L’espace les grisait, leurs bouches balbutiaient des phrases au hasard.

— Il n’y a plus de chagrin, Madeleine, ni tristesse ni rancunes… il y a du bonheur… je suis heureux… vous êtes heureuse, Madeleine…

— Heureuse, oui, beaucoup, au-delà du bonheur.

Ils le criaient, ce bonheur. Ils en prenaient le ciel à témoin, levant la tête comme s’il leur eût fallu l’immensité pour contenir ce qu’ils avaient en eux.

Et ils allaient, ils allaient, le long des rivières, le long des collines.
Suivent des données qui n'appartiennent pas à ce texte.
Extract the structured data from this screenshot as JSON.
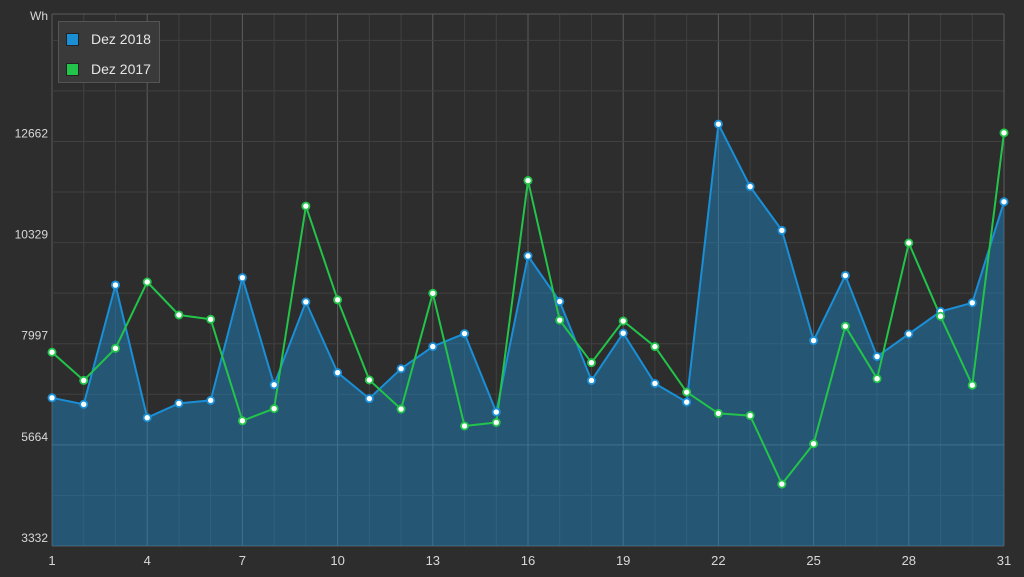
{
  "chart_data": {
    "type": "area",
    "ylabel": "Wh",
    "ylim": [
      3332,
      15600
    ],
    "yticks": [
      3332,
      5664,
      7997,
      10329,
      12662
    ],
    "xlim": [
      1,
      31
    ],
    "xticks": [
      1,
      4,
      7,
      10,
      13,
      16,
      19,
      22,
      25,
      28,
      31
    ],
    "grid": true,
    "legend_position": "top-left",
    "x": [
      1,
      2,
      3,
      4,
      5,
      6,
      7,
      8,
      9,
      10,
      11,
      12,
      13,
      14,
      15,
      16,
      17,
      18,
      19,
      20,
      21,
      22,
      23,
      24,
      25,
      26,
      27,
      28,
      29,
      30,
      31
    ],
    "series": [
      {
        "name": "Dez 2018",
        "color": "#1a8fd6",
        "fill": true,
        "values": [
          6750,
          6600,
          9350,
          6290,
          6620,
          6690,
          9520,
          7050,
          8960,
          7330,
          6730,
          7420,
          7930,
          8230,
          6420,
          10020,
          8970,
          7150,
          8240,
          7080,
          6650,
          13060,
          11620,
          10610,
          8070,
          9570,
          7700,
          8220,
          8740,
          8940,
          11270
        ]
      },
      {
        "name": "Dez 2017",
        "color": "#22c44a",
        "fill": false,
        "values": [
          7800,
          7150,
          7890,
          9420,
          8660,
          8560,
          6220,
          6500,
          11170,
          9010,
          7160,
          6490,
          9160,
          6100,
          6180,
          11760,
          8540,
          7560,
          8520,
          7930,
          6880,
          6390,
          6340,
          4760,
          5690,
          8400,
          7190,
          10320,
          8630,
          7040,
          12860
        ]
      }
    ]
  },
  "legend": {
    "items": [
      {
        "label": "Dez 2018",
        "color": "#1a8fd6"
      },
      {
        "label": "Dez 2017",
        "color": "#22c44a"
      }
    ]
  }
}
De temps en temps ils se regardaient et c’était infiniment adorable. Ils ne s’imaginaient pas l’univers l’un sans l’autre, dans ce vol mystérieux. Il semblait à chacun n’avancer qu’en vertu d’un pouvoir anormal qui était la force de l’autre, ou bien par la crainte de perdre le charme de sa présence et la douceur de ses yeux. Et chacun ainsi glissait sans efforts, aussi aisément que s’il avait été l’ombre de l’autre.

— Ah ! le beau chèvrefeuille ! s’écria Madeleine.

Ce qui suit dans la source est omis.